I grew up on Gordon Ave and am fortunate enough live here again. Went down that trail many times with Ward and company, the trail was known as suicide trail, for good reason, lol. Seems every block had a trail, Gordon Ave between Nootka and Oliver Street had a total of three, shows you how many families lived in the area between Joyce and Marine Avenue.
In the 40s, 50s and 60s, the stretch of Marine between Nootka and Churchman’s Corner had a series of trails, usually where there were children. We had one just south of Oliver, the Slades just off Penticton, Len Hocken built a wooden staircase just before the corner. If the trails weren’t maintained every year, the undergrowth grew so fast that it would disappear in a year or two.
Richard also talked about the trestle his family and Ken Bradley built. It rested, he said, on two large cedar logs. We rigged it up with pulleys to haul up wood which we harvested from logs washed up on the shore.

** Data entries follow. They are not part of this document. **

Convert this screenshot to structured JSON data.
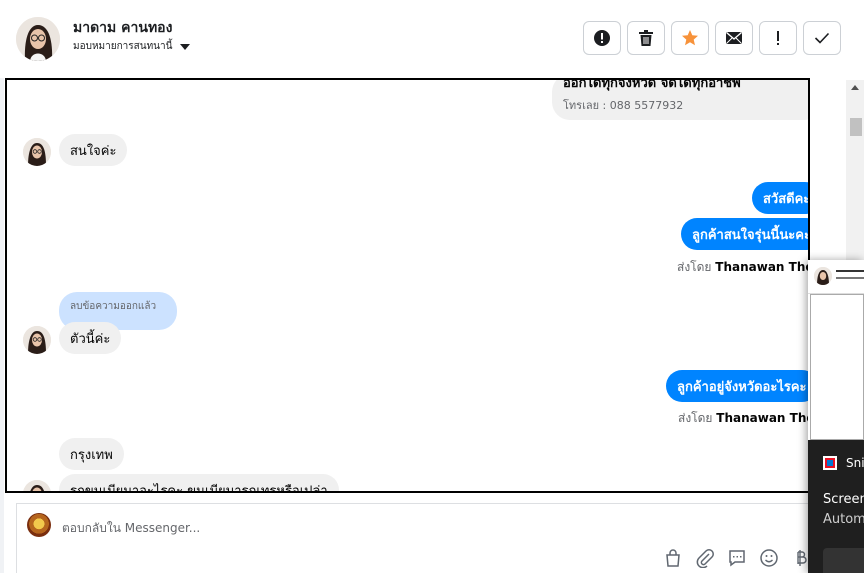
{
  "header": {
    "contact_name": "มาดาม คานทอง",
    "assign_label": "มอบหมายการสนทนานี้",
    "actions": [
      {
        "name": "spam-button",
        "icon": "alert-circle-icon"
      },
      {
        "name": "delete-button",
        "icon": "trash-icon"
      },
      {
        "name": "star-button",
        "icon": "star-icon"
      },
      {
        "name": "mark-unread-button",
        "icon": "envelope-icon"
      },
      {
        "name": "follow-up-button",
        "icon": "exclamation-icon"
      },
      {
        "name": "mark-done-button",
        "icon": "check-icon"
      }
    ]
  },
  "thread": {
    "promo": {
      "line1": "ออกได้ทุกจังหวัด จัดได้ทุกอาชีพ",
      "line2": "โทรเลย : 088 5577932"
    },
    "msg_interested": "สนใจค่ะ",
    "msg_hello": "สวัสดีคะ",
    "msg_which_model": "ลูกค้าสนใจรุ่นนี้นะคะ",
    "sent_by_prefix": "ส่งโดย",
    "sent_by_name": "Thanawan Thon",
    "deleted_label": "ลบข้อความออกแล้ว",
    "msg_this_one": "ตัวนี้ค่ะ",
    "msg_province": "ลูกค้าอยู่จังหวัดอะไรคะ",
    "sent_by_prefix_2": "ส่งโดย",
    "sent_by_name_2": "Thanawan Thon",
    "msg_bangkok": "กรุงเทพ",
    "msg_partial": "รถขนเมียมาอะไรคะ ขนเมียมารถเทรหรือเปล่า"
  },
  "composer": {
    "placeholder": "ตอบกลับใน Messenger..."
  },
  "snip": {
    "title": "Snip",
    "line1": "Screen",
    "line2": "Autom"
  },
  "colors": {
    "outgoing": "#0084ff",
    "incoming": "#f0f0f0",
    "star": "#f7923a"
  }
}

People are still making stairways. We found a new one between Penticton and Oliver. It has benches and a swing and a stone firepit. The shutdowns of schools and recreation facilities are bringing families back to the beach. Beach art is re-appearing and more people than ever are swimming in the ocean.
When we lived in Westview, we didn’t need a stairway to get to our family’s regular swimming spot at the foot of what was then Third Avenue. Just north of where my aunt and uncle lived, their house and beautiful weeping willows now gone, all buried under the ferry parking lot. So I don’t remember ever going down even one of those stairways along Marine. I do remember walking home to Grief Point from Max Cameron.
I had it in my head that going barefoot was a sign of spiritual intelligence – if you wear shoes the whole world is made of leather. I’d walk on the hot pavement to toughen them up and then along the beach home. But I don’t remember where I dropped down from Marine. I can’t see my feet. I can’t remember stairs. The last year of high school, I was the only kid left at home. Grief Point with only a few houses. So many memories gone. That’s why I walk these stairways now. Happy to trace the paths that carry memories for others, many of them folks I went to school with.
As if my feet are trying to find a way to a feeling like home.
Thanks to the people who shared their stories and gave me permission to use them here.